My uncle was a successful high school basketball coach from the late 70s to early 00s. When he had two of his sons (who he had coached) become high school basketball coaches, he took them aside and explained to them that "you cannot do some of the things I did as a coach in this day and age."
You are lying to yourself if you think there were not times K or huckleberry or even Knight (and even going back to the Nose) did not get technicals (or did and wasn't thrown out) when they were warranted for going after refs? And rightly or wrongly, there are things 40+ year head coach can say or do to a team and not only get away with, but motivate a team, that a first year head coach would say or do and could have the opposite affect as intended. K was in this place 40 years ago. He had to earn how much of a hard @ss he could be with his words and actions. He had to earn how much he could really get on officials. Sheyer, or anyone just a new head coach, is going to lose the team or lose respect from officials a lot quicker than from a veteran coach.

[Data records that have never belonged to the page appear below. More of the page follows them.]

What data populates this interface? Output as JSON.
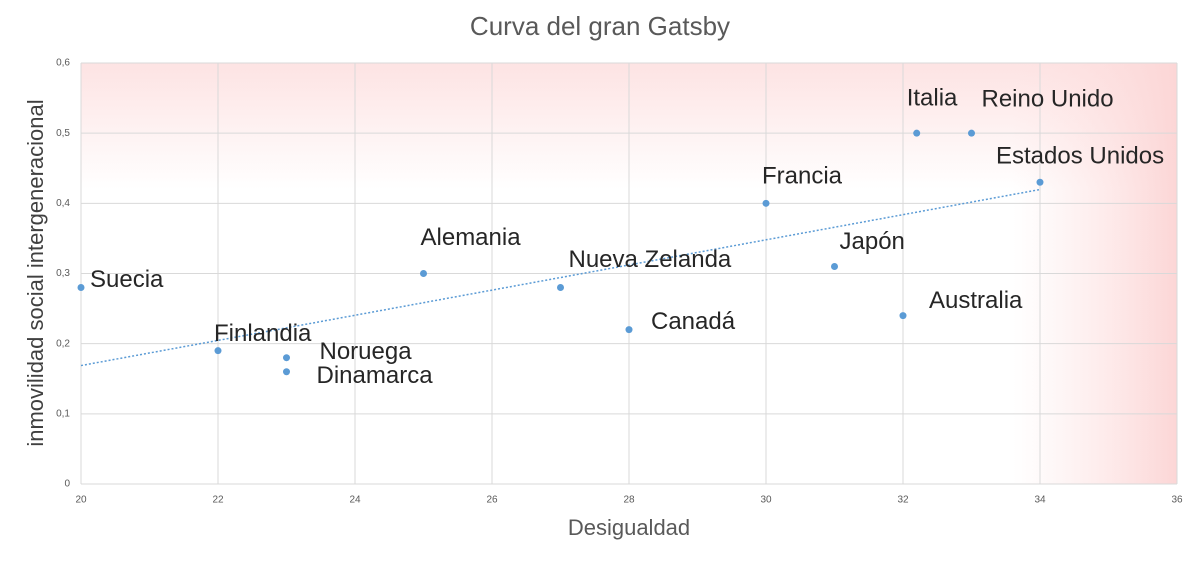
{
  "chart_data": {
    "type": "scatter",
    "title": "Curva del gran Gatsby",
    "x_label": "Desigualdad",
    "y_label": "inmovilidad social intergeneracional",
    "series": [
      {
        "color": "#5b9bd5",
        "x": [
          20,
          22,
          23,
          23,
          25,
          27,
          28,
          30,
          31,
          32,
          32.2,
          33,
          34
        ],
        "values": [
          0.28,
          0.19,
          0.18,
          0.16,
          0.3,
          0.28,
          0.22,
          0.4,
          0.31,
          0.24,
          0.5,
          0.5,
          0.43
        ],
        "point_labels": [
          "Suecia",
          "Finlandia",
          "Noruega",
          "Dinamarca",
          "Alemania",
          "Nueva Zelanda",
          "Canadá",
          "Francia",
          "Japón",
          "Australia",
          "Italia",
          "Reino Unido",
          "Estados Unidos"
        ]
      }
    ],
    "trendline": "linear",
    "xlim": [
      20,
      36
    ],
    "xticks": [
      20,
      22,
      24,
      26,
      28,
      30,
      32,
      34,
      36
    ],
    "ylim": [
      0,
      0.6
    ],
    "yticks": [
      0,
      {
        "value": 0.1,
        "label": "0,1"
      },
      {
        "value": 0.2,
        "label": "0,2"
      },
      {
        "value": 0.3,
        "label": "0,3"
      },
      {
        "value": 0.4,
        "label": "0,4"
      },
      {
        "value": 0.5,
        "label": "0,5"
      },
      {
        "value": 0.6,
        "label": "0,6"
      }
    ],
    "grid": true
  }
}
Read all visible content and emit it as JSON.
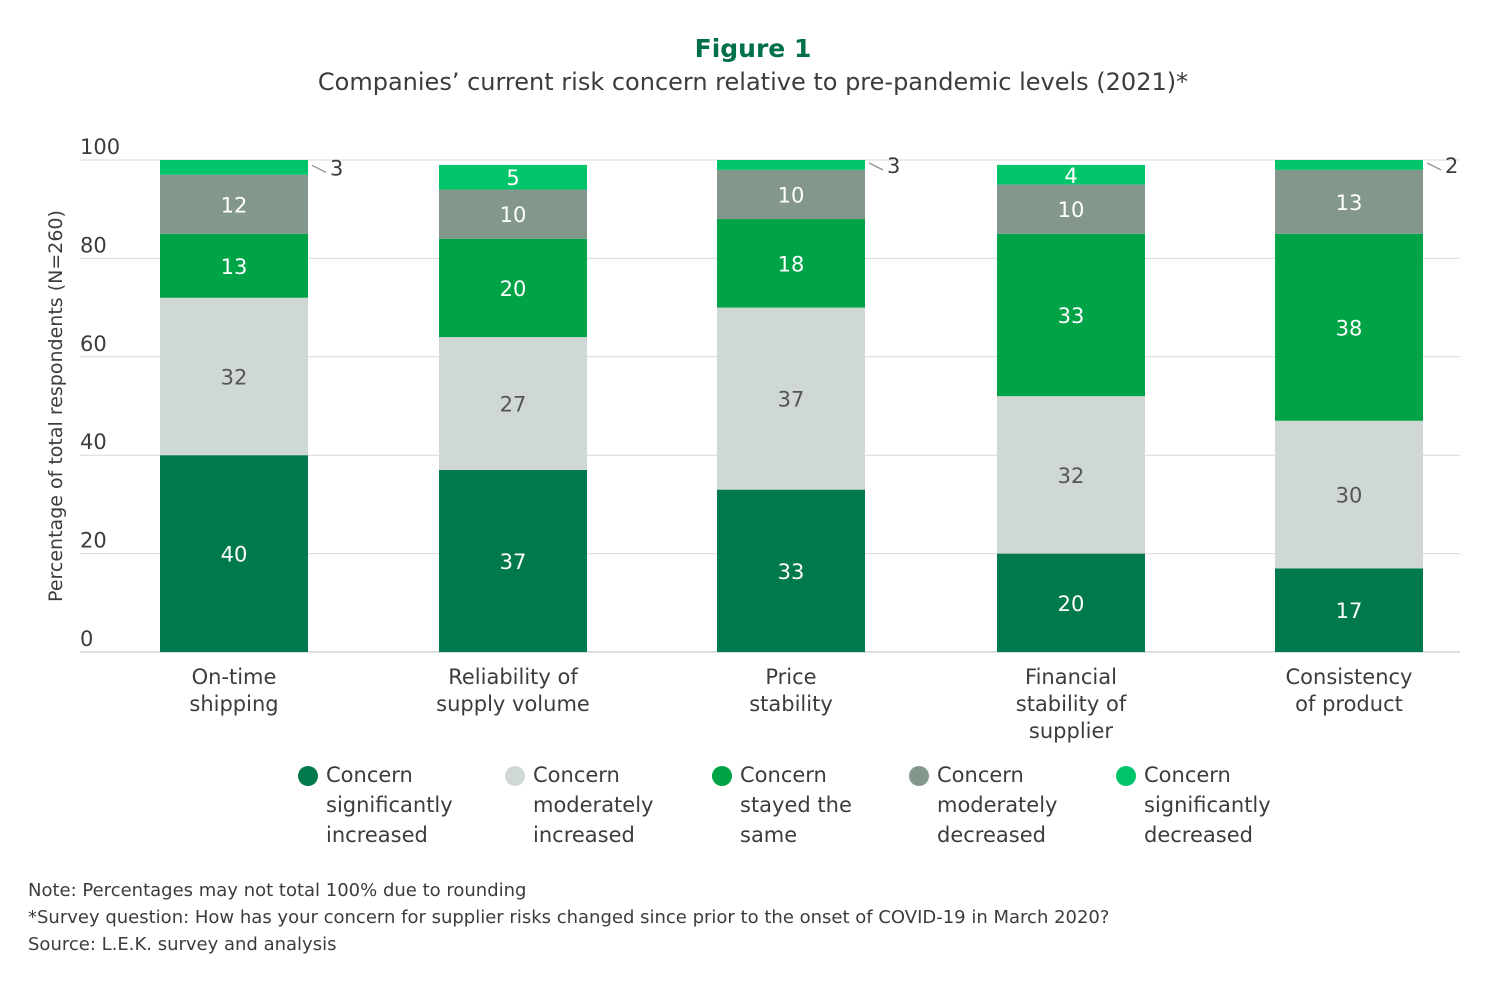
{
  "figure": {
    "label": "Figure 1",
    "title": "Companies’ current risk concern relative to pre-pandemic levels (2021)*"
  },
  "colors": {
    "sig_increased": "#007a4d",
    "mod_increased": "#cfd8d5",
    "same": "#00a346",
    "mod_decreased": "#84978d",
    "sig_decreased": "#00c46a",
    "grid": "#d9d9d9",
    "text": "#3c3c3c",
    "title_green": "#00704a"
  },
  "chart_data": {
    "type": "bar",
    "stacked": true,
    "ylabel": "Percentage of total respondents (N=260)",
    "ylim": [
      0,
      100
    ],
    "yticks": [
      0,
      20,
      40,
      60,
      80,
      100
    ],
    "grid": true,
    "categories": [
      [
        "On-time",
        "shipping"
      ],
      [
        "Reliability of",
        "supply volume"
      ],
      [
        "Price",
        "stability"
      ],
      [
        "Financial",
        "stability of",
        "supplier"
      ],
      [
        "Consistency",
        "of product"
      ]
    ],
    "series": [
      {
        "name": "Concern significantly increased",
        "legend_lines": [
          "Concern",
          "significantly",
          "increased"
        ],
        "color_key": "sig_increased",
        "label_color": "#ffffff",
        "values": [
          40,
          37,
          33,
          20,
          17
        ]
      },
      {
        "name": "Concern moderately increased",
        "legend_lines": [
          "Concern",
          "moderately",
          "increased"
        ],
        "color_key": "mod_increased",
        "label_color": "#555555",
        "values": [
          32,
          27,
          37,
          32,
          30
        ]
      },
      {
        "name": "Concern stayed the same",
        "legend_lines": [
          "Concern",
          "stayed the",
          "same"
        ],
        "color_key": "same",
        "label_color": "#ffffff",
        "values": [
          13,
          20,
          18,
          33,
          38
        ]
      },
      {
        "name": "Concern moderately decreased",
        "legend_lines": [
          "Concern",
          "moderately",
          "decreased"
        ],
        "color_key": "mod_decreased",
        "label_color": "#ffffff",
        "values": [
          12,
          10,
          10,
          10,
          13
        ]
      },
      {
        "name": "Concern significantly decreased",
        "legend_lines": [
          "Concern",
          "significantly",
          "decreased"
        ],
        "color_key": "sig_decreased",
        "label_color": "#ffffff",
        "values": [
          3,
          5,
          3,
          4,
          2
        ],
        "outside_label": [
          true,
          false,
          true,
          false,
          true
        ]
      }
    ]
  },
  "notes": [
    "Note: Percentages may not total 100% due to rounding",
    "*Survey question: How has your concern for supplier risks changed since prior to the onset of COVID-19 in March 2020?",
    "Source: L.E.K. survey and analysis"
  ]
}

Aristotle pointed to three elements of speech to persuade a person: logos (logic), pathos (emotion), and ethos (persuasion simply by who is giving the speech). Sorry, Sheyer (or any first year head coach, save maybe a Bill Guthridge-type who has been an assistant for a long time under a legendary coach) does not have the ethos yet.
Remember 1994-95. Duke lost A LOT of close games. Was it all Gaudett's fault? No. It comes down how do people respond in a close game if they look over and see K versus they don't. How many people could have pulled off "We will win this game" against UK in 1992 or "I don't coach losers" at Louisville in 2019?
Sheyer will find himself. Some of you need to tone it down a bit on him. And remember, a lot of times K going after officials was him picking his moments and it trying to be motivation to the team as much or if not more than bad calls.